Je préfère rester silencieuse, mais il est aussi têtu que moi.

_ Ne le niez pas, bon sang.

Sans proférer un seule mot, je m'éloigne petit à petit parce qu'il m'est inenvisageable d'avouer une vérité aussi dérangeante.

_ Assumez vos désirs ! Nous nous connaissons peut-être pas mais nous faisons des étincelles ensemble. Vous avez simplement peur, s'il vous plaît ne partez pas.

Il tente de me saisir à nouveau le bras, mais je ne me laisse pas faire.

_ Attendez ! S'il vous plaît, attendez !

Mais je ne l'écoute pas. À quoi bon ? Je fuis la terrasse guidée par mon seul instinct de survie.

Dans ma hâte, je me retrouve nez à nez avec Tante Ella qui semble m'attendre.

_ Nous partons, dis-je, désireuse de ficher de camp au plus vite.

Elle acquiesce sans poser de question et moins d'une minute plus tard nous sommes sur le chemin du retour.

Contrariée, je me cogne la tête contre la vitre.

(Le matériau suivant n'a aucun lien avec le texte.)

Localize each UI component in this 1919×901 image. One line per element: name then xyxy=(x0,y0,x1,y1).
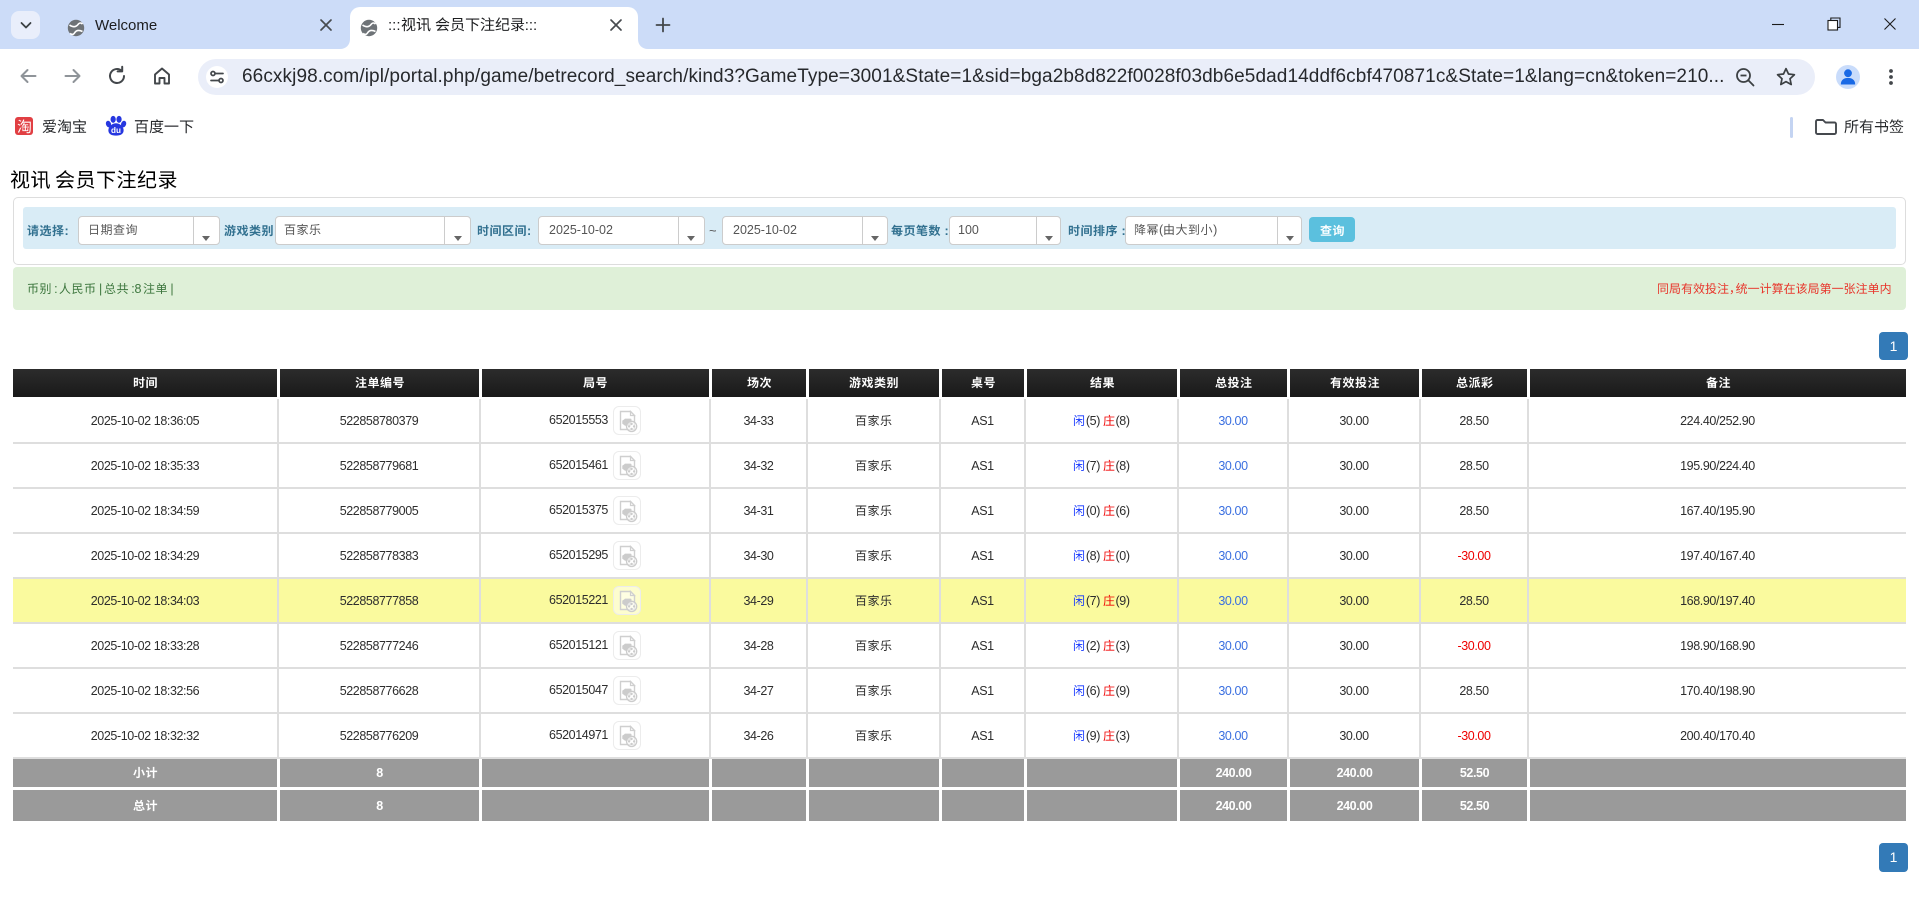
svg-text:du: du xyxy=(111,126,121,135)
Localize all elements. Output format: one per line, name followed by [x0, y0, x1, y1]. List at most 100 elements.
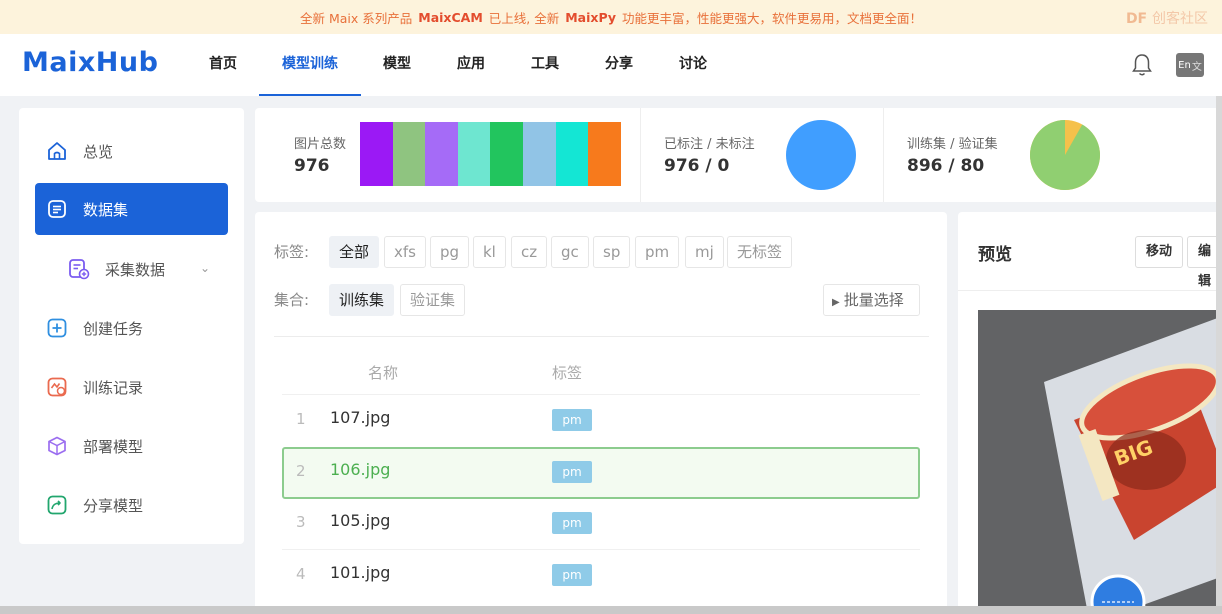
announcement-banner: 全新 Maix 系列产品 MaixCAM 已上线, 全新 MaixPy 功能更丰…: [0, 0, 1222, 34]
cube-icon: [45, 434, 69, 458]
row-index: 2: [296, 462, 306, 480]
banner-prefix: 全新 Maix 系列产品: [299, 10, 413, 26]
language-switch-icon[interactable]: En 文: [1176, 53, 1204, 77]
column-header-name: 名称: [368, 364, 399, 382]
tag-filter-kl[interactable]: kl: [473, 236, 506, 268]
labeled-pie-chart: [786, 120, 856, 190]
row-tag-badge: pm: [552, 564, 592, 586]
nav-models[interactable]: 模型: [383, 34, 411, 96]
horizontal-scrollbar[interactable]: [0, 606, 1222, 614]
row-index: 3: [296, 513, 306, 531]
class-color-swatch: [588, 122, 621, 186]
watermark-brand: DF: [1125, 11, 1148, 27]
tag-filter-label: 标签:: [274, 243, 310, 261]
class-color-swatch: [457, 122, 491, 186]
class-color-bar: [360, 122, 621, 186]
sidebar-item-label: 数据集: [83, 200, 129, 219]
chevron-down-icon[interactable]: ⌄: [200, 261, 210, 275]
tag-filter-none[interactable]: 无标签: [727, 236, 793, 268]
tag-filter-sp[interactable]: sp: [593, 236, 631, 268]
preview-panel: 预览 移动 编辑 BIG: [958, 212, 1222, 614]
dataset-icon: [45, 197, 69, 221]
tag-filter-cz[interactable]: cz: [511, 236, 548, 268]
stat-divider: [640, 108, 641, 202]
class-color-swatch: [425, 122, 458, 186]
labeled-value: 976 / 0: [664, 156, 730, 176]
file-name: 105.jpg: [330, 511, 391, 530]
stat-divider: [883, 108, 884, 202]
row-index: 1: [296, 410, 306, 428]
sidebar-item-label: 创建任务: [83, 319, 144, 338]
table-row[interactable]: 3 105.jpg pm: [282, 498, 920, 550]
tag-filter-pm[interactable]: pm: [635, 236, 680, 268]
table-row-selected[interactable]: 2 106.jpg pm: [282, 447, 920, 499]
nav-tools[interactable]: 工具: [531, 34, 559, 96]
set-filter-train[interactable]: 训练集: [329, 284, 395, 316]
tag-filter-xfs[interactable]: xfs: [384, 236, 426, 268]
sidebar-item-dataset[interactable]: 数据集: [35, 183, 228, 235]
row-tag-badge: pm: [552, 512, 592, 534]
row-tag-badge: pm: [552, 409, 592, 431]
top-nav: MaixHub 首页 模型训练 模型 应用 工具 分享 讨论 En 文: [0, 34, 1222, 96]
nav-share[interactable]: 分享: [605, 34, 633, 96]
column-header-tag: 标签: [552, 364, 583, 382]
class-color-swatch: [392, 122, 426, 186]
tag-filter-all[interactable]: 全部: [329, 236, 380, 268]
tag-filter-mj[interactable]: mj: [685, 236, 724, 268]
tag-filter-gc[interactable]: gc: [551, 236, 589, 268]
preview-photo: BIG: [978, 310, 1222, 614]
row-index: 4: [296, 565, 306, 583]
table-row[interactable]: 4 101.jpg pm: [282, 550, 920, 602]
tag-filter-pg[interactable]: pg: [430, 236, 470, 268]
class-color-swatch: [360, 122, 393, 186]
nav-apps[interactable]: 应用: [457, 34, 485, 96]
class-color-swatch: [555, 122, 589, 186]
total-images-value: 976: [294, 156, 330, 176]
lang-glyph: 文: [1191, 61, 1202, 73]
sidebar-item-create-task[interactable]: 创建任务: [35, 302, 228, 354]
set-filter-val[interactable]: 验证集: [400, 284, 466, 316]
caret-right-icon: ▶: [832, 297, 840, 308]
labeled-label: 已标注 / 未标注: [664, 137, 755, 152]
sidebar-item-training-history[interactable]: 训练记录: [35, 361, 228, 413]
nav-model-training[interactable]: 模型训练: [259, 34, 361, 96]
sidebar-item-label: 分享模型: [83, 496, 144, 515]
split-value: 896 / 80: [907, 156, 985, 176]
home-icon: [45, 139, 69, 163]
nav-discuss[interactable]: 讨论: [679, 34, 707, 96]
class-color-swatch: [522, 122, 556, 186]
sidebar: 总览 数据集 采集数据 ⌄ 创建任务 训练记录 部署模型 分享模型: [19, 108, 244, 544]
divider: [274, 336, 929, 337]
move-button[interactable]: 移动: [1135, 236, 1184, 268]
vertical-scrollbar[interactable]: [1216, 96, 1222, 614]
row-tag-badge: pm: [552, 461, 592, 483]
sidebar-item-collect[interactable]: 采集数据 ⌄: [35, 243, 228, 295]
sidebar-item-label: 训练记录: [83, 378, 144, 397]
sidebar-item-label: 部署模型: [83, 437, 144, 456]
watermark: DF 创客社区: [1126, 8, 1208, 28]
sidebar-item-label: 采集数据: [105, 260, 166, 279]
batch-select-button[interactable]: ▶ 批量选择: [823, 284, 920, 316]
history-icon: [45, 375, 69, 399]
bell-icon[interactable]: [1130, 52, 1154, 78]
total-images-label: 图片总数: [294, 137, 347, 152]
banner-product2-link[interactable]: MaixPy: [565, 10, 616, 25]
sidebar-item-share-model[interactable]: 分享模型: [35, 479, 228, 531]
sidebar-item-deploy-model[interactable]: 部署模型: [35, 420, 228, 472]
labeled-pie-slice: [786, 120, 856, 190]
banner-suffix: 功能更丰富，性能更强大，软件更易用，文档更全面！: [621, 10, 922, 26]
preview-title: 预览: [978, 245, 1012, 265]
collect-icon: [67, 257, 91, 281]
sidebar-item-overview[interactable]: 总览: [35, 125, 228, 177]
class-color-swatch: [490, 122, 523, 186]
lang-label: En: [1178, 59, 1191, 71]
maixhub-logo[interactable]: MaixHub: [22, 47, 158, 78]
plus-box-icon: [45, 316, 69, 340]
banner-mid: 已上线, 全新: [488, 10, 560, 26]
split-pie-chart: [1030, 120, 1100, 190]
preview-image: BIG: [978, 310, 1222, 614]
nav-home[interactable]: 首页: [209, 34, 237, 96]
set-filter-label: 集合:: [274, 291, 310, 309]
table-row[interactable]: 1 107.jpg pm: [282, 395, 920, 447]
banner-product-link[interactable]: MaixCAM: [418, 10, 483, 25]
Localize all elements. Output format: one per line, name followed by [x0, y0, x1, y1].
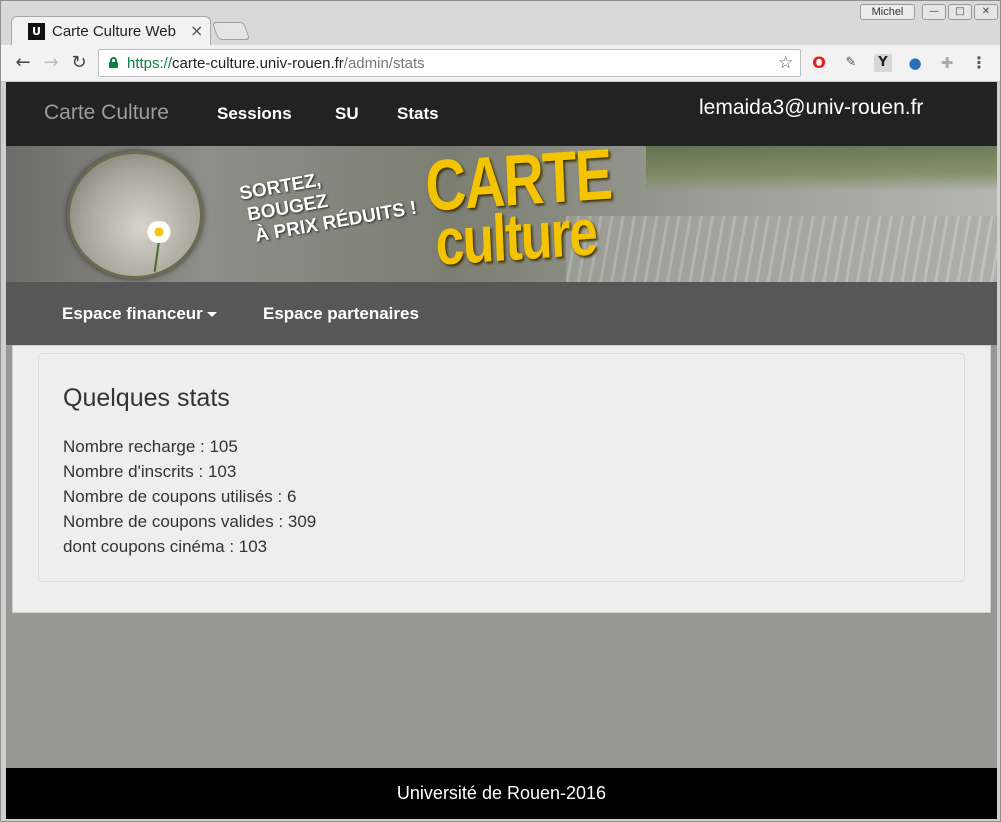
banner-title-culture: culture	[434, 194, 598, 279]
secondary-navbar: Espace financeur Espace partenaires	[6, 282, 997, 345]
back-arrow-icon[interactable]: ←	[11, 51, 35, 75]
tab-close-icon[interactable]: ×	[190, 21, 203, 40]
nav-sessions[interactable]: Sessions	[217, 104, 292, 124]
page-footer: Université de Rouen-2016	[6, 768, 997, 819]
puzzle-extension-icon[interactable]: ✚	[938, 54, 956, 72]
web-page: Carte Culture Sessions SU Stats lemaida3…	[6, 82, 997, 819]
url-text[interactable]: https://carte-culture.univ-rouen.fr/admi…	[127, 55, 425, 72]
brand-link[interactable]: Carte Culture	[44, 101, 169, 125]
stat-coupons-valides: Nombre de coupons valides : 309	[63, 512, 317, 531]
opera-extension-icon[interactable]: O	[810, 54, 828, 72]
daisy-flower-icon	[145, 221, 173, 243]
stat-coupons-utilises: Nombre de coupons utilisés : 6	[63, 487, 297, 506]
lock-icon	[109, 57, 118, 68]
stat-coupons-cinema: dont coupons cinéma : 103	[63, 537, 268, 556]
globe-extension-icon[interactable]: ●	[906, 54, 924, 72]
daisy-medallion-image	[67, 151, 203, 279]
stats-list: Nombre recharge : 105 Nombre d'inscrits …	[63, 434, 316, 559]
title-bar: U Carte Culture Web × Michel — □ ✕	[1, 1, 1000, 46]
url-scheme: https://	[127, 55, 173, 72]
nav-stats[interactable]: Stats	[397, 104, 439, 124]
close-window-button[interactable]: ✕	[974, 4, 998, 20]
user-email[interactable]: lemaida3@univ-rouen.fr	[699, 96, 923, 120]
nav-su[interactable]: SU	[335, 104, 359, 124]
browser-menu-icon[interactable]: ⋮	[970, 54, 988, 72]
site-favicon-icon: U	[28, 23, 45, 40]
eyedropper-extension-icon[interactable]: ✎	[842, 54, 860, 72]
nav-espace-financeur[interactable]: Espace financeur	[62, 304, 217, 324]
forward-arrow-icon[interactable]: →	[39, 51, 63, 75]
tab-title: Carte Culture Web	[52, 23, 176, 40]
stat-inscrits: Nombre d'inscrits : 103	[63, 462, 237, 481]
profile-button[interactable]: Michel	[860, 4, 915, 20]
stats-panel: Quelques stats Nombre recharge : 105 Nom…	[38, 353, 965, 582]
address-bar[interactable]: https://carte-culture.univ-rouen.fr/admi…	[98, 49, 801, 77]
banner-tagline: SORTEZ, BOUGEZ À PRIX RÉDUITS !	[238, 154, 418, 249]
stat-recharges: Nombre recharge : 105	[63, 437, 238, 456]
browser-window: U Carte Culture Web × Michel — □ ✕ ← → ↻…	[0, 0, 1001, 822]
footer-text: Université de Rouen-2016	[396, 783, 607, 803]
new-tab-button[interactable]	[211, 22, 251, 40]
maximize-button[interactable]: □	[948, 4, 972, 20]
url-host: carte-culture.univ-rouen.fr	[172, 55, 344, 72]
yandex-extension-icon[interactable]: Y	[874, 54, 892, 72]
reload-icon[interactable]: ↻	[67, 51, 91, 75]
bookmark-star-icon[interactable]: ☆	[778, 53, 793, 73]
main-content: Quelques stats Nombre recharge : 105 Nom…	[12, 345, 991, 613]
espace-financeur-label: Espace financeur	[62, 304, 203, 323]
minimize-button[interactable]: —	[922, 4, 946, 20]
caret-down-icon	[206, 312, 217, 318]
nav-espace-partenaires[interactable]: Espace partenaires	[263, 304, 419, 324]
carte-culture-banner: SORTEZ, BOUGEZ À PRIX RÉDUITS ! CARTE cu…	[6, 146, 997, 282]
top-navbar: Carte Culture Sessions SU Stats lemaida3…	[6, 82, 997, 146]
url-path: /admin/stats	[343, 55, 425, 72]
stats-title: Quelques stats	[63, 384, 230, 412]
browser-toolbar: ← → ↻ https://carte-culture.univ-rouen.f…	[1, 45, 1000, 82]
browser-tab[interactable]: U Carte Culture Web ×	[11, 16, 211, 46]
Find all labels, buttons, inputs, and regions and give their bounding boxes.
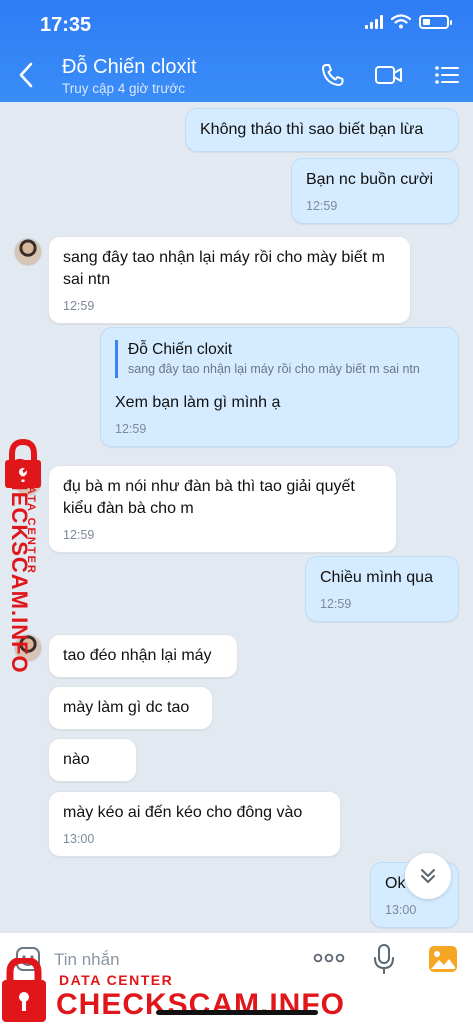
message-outgoing[interactable]: Bạn nc buồn cười 12:59 (291, 158, 459, 224)
home-indicator[interactable] (156, 1010, 318, 1015)
message-time: 12:59 (320, 597, 352, 611)
message-incoming[interactable]: sang đây tao nhận lại máy rồi cho mày bi… (48, 236, 411, 324)
message-text: tao đéo nhận lại máy (63, 647, 212, 664)
battery-level (423, 18, 430, 25)
message-incoming[interactable]: mày làm gì dc tao (48, 686, 213, 730)
message-text: Chiều mình qua (320, 569, 433, 586)
contact-avatar[interactable] (14, 238, 42, 266)
last-seen-status: Truy cập 4 giờ trước (62, 81, 186, 96)
battery-icon (419, 14, 452, 29)
message-time: 12:59 (306, 199, 338, 213)
double-chevron-down-icon (421, 869, 435, 883)
quoted-sender: Đỗ Chiến cloxit (128, 341, 233, 358)
message-text: sang đây tao nhận lại máy rồi cho mày bi… (63, 249, 385, 288)
message-text: mày kéo ai đến kéo cho đông vào (63, 804, 303, 821)
message-text: nào (63, 751, 90, 768)
watermark-bottom-subtitle: DATA CENTER (59, 972, 174, 988)
signal-icon (365, 14, 383, 29)
status-time: 17:35 (40, 14, 92, 36)
message-incoming[interactable]: mày kéo ai đến kéo cho đông vào 13:00 (48, 791, 341, 857)
message-text: Không tháo thì sao biết bạn lừa (200, 121, 424, 138)
video-call-icon[interactable] (374, 62, 404, 88)
wifi-icon (391, 14, 411, 29)
message-time: 12:59 (63, 299, 95, 313)
message-incoming[interactable]: đụ bà m nói như đàn bà thì tao giải quyế… (48, 465, 397, 553)
message-text: Xem bạn làm gì mình ạ (115, 394, 281, 411)
message-time: 12:59 (115, 422, 147, 436)
watermark-side-subtitle: DATA CENTER (25, 476, 37, 575)
scroll-to-bottom-button[interactable] (405, 853, 451, 899)
message-incoming[interactable]: nào (48, 738, 137, 782)
message-text: mày làm gì dc tao (63, 699, 190, 716)
message-outgoing-reply[interactable]: Đỗ Chiến cloxit sang đây tao nhận lại má… (100, 327, 459, 447)
message-outgoing[interactable]: Chiều mình qua 12:59 (305, 556, 459, 622)
message-text: Ok (385, 875, 406, 892)
back-arrow-icon[interactable] (14, 60, 40, 90)
message-time: 13:00 (63, 832, 95, 846)
message-text: đụ bà m nói như đàn bà thì tao giải quyế… (63, 478, 355, 517)
watermark-bottom-title: CHECKSCAM.INFO (56, 988, 345, 1021)
quoted-text: sang đây tao nhận lại máy rồi cho mày bi… (128, 362, 420, 376)
status-icons (365, 14, 452, 29)
message-time: 13:00 (385, 903, 417, 917)
chat-header: 17:35 Đỗ Chiến cloxit Truy cập 4 giờ trư… (0, 0, 473, 102)
menu-list-icon[interactable] (432, 62, 462, 88)
message-outgoing[interactable]: Không tháo thì sao biết bạn lừa (185, 108, 459, 152)
quoted-message[interactable]: Đỗ Chiến cloxit sang đây tao nhận lại má… (115, 340, 444, 378)
contact-name[interactable]: Đỗ Chiến cloxit (62, 56, 197, 79)
message-incoming[interactable]: tao đéo nhận lại máy (48, 634, 238, 678)
message-text: Bạn nc buồn cười (306, 171, 434, 188)
phone-icon[interactable] (318, 62, 348, 88)
message-time: 12:59 (63, 528, 95, 542)
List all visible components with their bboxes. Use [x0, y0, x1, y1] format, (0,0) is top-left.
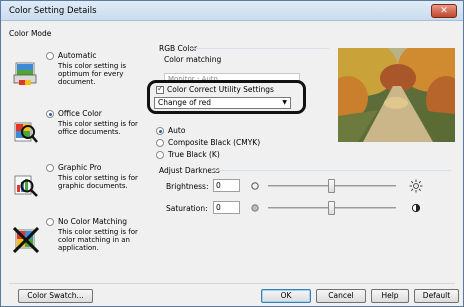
office-color-radio[interactable]	[46, 110, 54, 118]
color-correct-utility-checkbox[interactable]	[156, 84, 164, 94]
black-true-radio[interactable]	[156, 151, 164, 159]
color-correct-utility-select[interactable]: Change of red ▼	[154, 97, 291, 109]
settings-panel: RGB Color Color matching Monitor - Auto …	[147, 41, 456, 281]
magnifier-document-icon	[14, 122, 38, 143]
automatic-radio[interactable]	[46, 52, 54, 60]
office-color-desc: This color setting is for office documen…	[58, 120, 138, 136]
brightness-row: Brightness: 0	[166, 179, 456, 193]
color-correct-utility-group: Color Correct Utility Settings Change of…	[147, 80, 306, 114]
black-composite-option[interactable]: Composite Black (CMYK)	[156, 138, 260, 147]
footer-divider	[9, 283, 455, 284]
no-color-matching-radio-row[interactable]: No Color Matching	[46, 217, 127, 226]
magnifier-chart-icon	[14, 175, 38, 197]
title-bar: Color Setting Details ✕	[1, 1, 463, 21]
ok-button[interactable]: OK	[261, 289, 311, 303]
saturation-label: Saturation:	[166, 204, 208, 213]
close-button[interactable]: ✕	[431, 4, 457, 18]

Mon Dieu, je me suis comporter comme la dernière des idiotes.

Assise dans la voiture, j'attends des reproches de ma tante qui ne viennent pas.

Depuis notre départ précipité du gala, c'est un silence de mort qui règne dans l'habitacle. Inquiète, je lui jette des coups d'œil furtif, mais elle ne dit rien. À croire qu'elle s'en fiche jusqu'à ce qu'elle me pose la première question.

_ Je peux savoir pourquoi tu t'en veux Reina ?

Surprise, je me retourne vers elle et réponds sèchement.

_ J'ai presque foutu en l'air notre plan et tu me demandes bien tranquillement pourquoi je m'en veux ? C'est une blague.

Très calme, ma tante réplique doucement.

_ Bien au contraire ma chérie, tu as été parfaite. Je n'aurais jamais pensé que ça fonctionnerait aussi bien ma fille.

Impulsive, je me retourne complètement vers celle-ci pour voir si elle se moque de moi. Mais non, elle a l'air très sérieuse.

_ Tu n'aurais pas pu mieux réussir.

Perplexe, je l'observe mais son visage demeure sans émotion.